Il sopralluogo dell'assessore regionale all'Ambiente, Giusi Savarino, nei territori devastati dagli incendi che in questi giorni di gran caldo stanno flagellando la Sicilia, si è concluso con i ringraziamenti a chi sta fronteggiando le fiamme e una amara realtà: “Servirebbero più Canadair”.
Gli incendi divorano oltre 90 ettari di vegetazione, il sindaco di Castronovo: "Situazione allarmante"
“Al momento - ha spiegato l'esponente della Giunta Schifani - solo la protezione civile nazionale li può acquistare, seppur in numero limitato, perché la produzione aeronautica è sempre più concentrata sui mezzi destinati alla difesa, rendendo difficile reperire aerei antincendio”. La Regione tuttavia promette che “continuerà a garantire il massimo sostegno alle comunità colpite e a tutti gli operatori impegnati sul campo”, ha aggiunto Savarino, che oggi ha effettuato sopralluoghi nei territori di Castronovo di Sicilia, Bivona, Santo Stefano di Quisquina, Prizzi e Cammarata.
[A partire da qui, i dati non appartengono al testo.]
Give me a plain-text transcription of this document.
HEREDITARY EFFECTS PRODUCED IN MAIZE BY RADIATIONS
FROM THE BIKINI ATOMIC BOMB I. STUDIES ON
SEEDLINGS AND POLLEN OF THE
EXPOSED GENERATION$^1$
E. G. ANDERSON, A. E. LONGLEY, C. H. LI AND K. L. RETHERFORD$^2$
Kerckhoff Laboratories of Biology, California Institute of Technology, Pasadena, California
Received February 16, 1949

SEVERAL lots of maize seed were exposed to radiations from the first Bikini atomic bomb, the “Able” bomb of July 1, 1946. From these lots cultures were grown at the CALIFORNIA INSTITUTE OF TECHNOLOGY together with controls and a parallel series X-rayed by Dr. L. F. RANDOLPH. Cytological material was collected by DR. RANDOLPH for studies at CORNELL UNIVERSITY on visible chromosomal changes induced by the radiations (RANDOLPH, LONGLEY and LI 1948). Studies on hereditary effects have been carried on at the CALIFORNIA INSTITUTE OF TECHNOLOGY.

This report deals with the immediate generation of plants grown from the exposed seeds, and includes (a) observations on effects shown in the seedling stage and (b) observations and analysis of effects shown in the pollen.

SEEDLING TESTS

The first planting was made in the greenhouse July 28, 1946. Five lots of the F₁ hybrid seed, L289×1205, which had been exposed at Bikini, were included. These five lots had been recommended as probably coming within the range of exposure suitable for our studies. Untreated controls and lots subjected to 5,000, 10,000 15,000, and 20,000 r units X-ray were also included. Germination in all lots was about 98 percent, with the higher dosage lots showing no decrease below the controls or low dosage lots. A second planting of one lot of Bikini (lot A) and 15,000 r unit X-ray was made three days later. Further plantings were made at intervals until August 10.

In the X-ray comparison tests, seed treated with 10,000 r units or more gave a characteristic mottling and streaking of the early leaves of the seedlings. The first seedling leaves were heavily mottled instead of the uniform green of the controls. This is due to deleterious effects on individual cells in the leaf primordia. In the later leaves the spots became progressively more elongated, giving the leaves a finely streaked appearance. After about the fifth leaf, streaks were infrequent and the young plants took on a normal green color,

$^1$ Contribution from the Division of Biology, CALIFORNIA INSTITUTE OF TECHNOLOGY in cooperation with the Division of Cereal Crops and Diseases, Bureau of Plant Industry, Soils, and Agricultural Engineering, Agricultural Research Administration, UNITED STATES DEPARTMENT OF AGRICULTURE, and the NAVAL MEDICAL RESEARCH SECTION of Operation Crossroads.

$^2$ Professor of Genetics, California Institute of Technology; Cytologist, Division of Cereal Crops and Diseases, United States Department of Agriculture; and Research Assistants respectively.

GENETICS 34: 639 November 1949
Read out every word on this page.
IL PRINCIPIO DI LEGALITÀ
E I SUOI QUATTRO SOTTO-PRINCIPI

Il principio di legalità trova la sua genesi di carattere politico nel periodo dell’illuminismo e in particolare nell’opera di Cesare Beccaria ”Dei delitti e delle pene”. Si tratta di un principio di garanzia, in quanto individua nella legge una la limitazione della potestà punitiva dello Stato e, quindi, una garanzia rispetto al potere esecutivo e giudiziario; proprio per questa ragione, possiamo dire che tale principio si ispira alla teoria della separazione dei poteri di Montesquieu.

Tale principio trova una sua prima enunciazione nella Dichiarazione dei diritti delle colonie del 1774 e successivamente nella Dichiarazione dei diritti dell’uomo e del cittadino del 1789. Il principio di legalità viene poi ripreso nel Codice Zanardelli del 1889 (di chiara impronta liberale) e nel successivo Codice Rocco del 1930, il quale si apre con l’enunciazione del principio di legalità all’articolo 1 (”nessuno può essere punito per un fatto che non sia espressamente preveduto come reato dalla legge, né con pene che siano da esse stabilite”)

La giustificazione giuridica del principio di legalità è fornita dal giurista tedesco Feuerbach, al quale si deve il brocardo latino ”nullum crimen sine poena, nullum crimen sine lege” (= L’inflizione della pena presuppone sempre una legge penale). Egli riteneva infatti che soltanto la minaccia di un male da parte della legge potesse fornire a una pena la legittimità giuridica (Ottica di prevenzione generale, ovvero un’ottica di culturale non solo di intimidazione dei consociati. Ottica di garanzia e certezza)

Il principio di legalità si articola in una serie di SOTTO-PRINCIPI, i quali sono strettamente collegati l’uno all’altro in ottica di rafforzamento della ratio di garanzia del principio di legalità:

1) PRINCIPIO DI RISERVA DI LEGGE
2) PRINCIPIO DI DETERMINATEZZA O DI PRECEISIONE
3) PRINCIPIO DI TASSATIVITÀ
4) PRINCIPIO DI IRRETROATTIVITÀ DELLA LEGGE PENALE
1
“Ogni ettaro che brucia rappresenta una ferita per la Sicilia. Ho potuto constatare personalmente l'entità dei danni provocati dalle fiamme, che hanno devastato centinaia di ettari di macchia mediterranea e interessato abitazioni e aziende agricole. Ho incontrato i sindaci, impegnati in prima linea nell'emergenza, e stiamo lavorando senza sosta per mettere in sicurezza il territorio, anche se purtroppo i danni sono ingenti”.
“Desidero rivolgere un ringraziamento alle donne e agli uomini del Corpo forestale, dei vigili del fuoco, della protezione civile, ai volontari e a tutti coloro che, senza sosta e in condizioni difficili, sono impegnati a domare le fiamme per difendere il nostro territorio e il patrimonio ambientale della Sicilia. Ringrazio il presidente Schifani - ha concluso - per essere intervenuto tempestivamente, chiedendo personalmente l'impiego di ulteriori Canadair. In alcune aree l'accesso delle squadre a terra è troppo rischioso e l'intervento aereo rappresenta l'unica soluzione possibile”.